La habitación era un remanso de lujo, sábanas de algodón egipcio crujiendo bajo sus cuerpos. Valeria lo empujó contra la puerta, desabotonando su camisa con urgencia. —Quítate todo, emprendedor. Quiero verte entero —susurró, mordiéndole el lóbulo de la oreja. Emilio jadeó, el sonido de su zipper bajando como un trueno en su cabeza. Su piel olía a sudor limpio y colonia masculina, y ella lo inhaló como si fuera oxígeno.

Se tumbaron en la cama, cuerpos entrelazados en una danza lenta al principio. Él besó su cuello, saboreando la sal de su piel, bajando por sus pechos perfectos, pezones duros como piedras preciosas bajo su lengua. Valeria gemía bajito, ay, cabrón, arqueando la espalda. Sus manos bajaron a su entrepierna, acariciando su verga gruesa y palpitante, piel suave sobre acero. Está cañón, wey, no aguanto, pensó él, mientras ella lo montaba, guiándolo dentro de su calor húmedo.

El ritmo empezó suave, caderas moviéndose en ondas, el slap slap de piel contra piel mezclándose con sus respiraciones entrecortadas. Olía a sexo puro, almizcle y fluidos, embriagador. Emilio la volteó, poniéndola a cuatro patas, admirando su culo redondo, perfecto para sus manos. Entró de nuevo, profundo, sintiendo cada contracción de ella alrededor de él. —Más fuerte, pendejo, chíngame como sabes —gruñó ella, y él obedeció, embistiendo con la fuerza de su ambición emprendedora, sudor goteando por su espalda.

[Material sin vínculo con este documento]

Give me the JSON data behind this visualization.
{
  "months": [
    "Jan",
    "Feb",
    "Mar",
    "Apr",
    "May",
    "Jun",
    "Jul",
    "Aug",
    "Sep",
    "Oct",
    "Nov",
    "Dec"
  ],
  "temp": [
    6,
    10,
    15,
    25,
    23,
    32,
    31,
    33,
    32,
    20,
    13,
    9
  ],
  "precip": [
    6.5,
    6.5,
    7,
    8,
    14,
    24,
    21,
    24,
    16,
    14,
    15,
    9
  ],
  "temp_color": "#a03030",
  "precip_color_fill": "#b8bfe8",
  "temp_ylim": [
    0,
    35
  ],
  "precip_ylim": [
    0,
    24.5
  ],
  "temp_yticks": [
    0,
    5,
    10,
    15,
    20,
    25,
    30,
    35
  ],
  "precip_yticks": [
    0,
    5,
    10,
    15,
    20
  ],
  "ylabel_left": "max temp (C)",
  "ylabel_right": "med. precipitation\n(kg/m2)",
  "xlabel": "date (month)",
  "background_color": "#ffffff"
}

La pasión de un emprendedor no se queda en medias tintas, y esto era su combustible. Sus pensamientos eran un torbellino:

Esto es lo que necesitaba, neta. No solo deals, sino esto, puro fuego
. Ella gritaba ahora, uñas clavándose en sus hombros, dejando marcas rojas que ardían delicioso. Cambiaron posiciones, ella encima otra vez, cabalgándolo como una diosa azteca, pechos rebotando, cabello azotando su cara. El placer subía como una ola, tenso, inevitable.

Valeria se tensó primero, su coño apretándolo como un vicio, ondas de éxtasis recorriéndola mientras gritaba su nombre. Emilio la siguió segundos después, explotando dentro de ella con un rugido gutural, semen caliente llenándola, pulsos interminables. Colapsaron juntos, cuerpos pegajosos, respiraciones sincronizadas. El aire olía a ellos, a satisfacción profunda.

Después, en la quietud, ella acurrucada en su pecho, escuchando su corazón calmarse. —Eres increíble, Emilio. Tu pasión no solo es por los negocios —murmuró, trazando círculos en su piel con un dedo.

Él sonrió en la penumbra, besándole la frente. Sí, wey, esta pasión de un emprendedor se extiende a todo lo que vale la pena. Pensó en su app, en los millones por venir, pero ahora, con su calor contra él, todo parecía más real, más vivo. La noche se cerraba con promesas: deals firmados, cuerpos explorados de nuevo al amanecer.

Se durmieron así, envueltos en sábanas revueltas, el eco de sus gemidos aún flotando en el aire. Emilio soñó con imperios, pero con ella a su lado, sabía que su fuego solo crecía.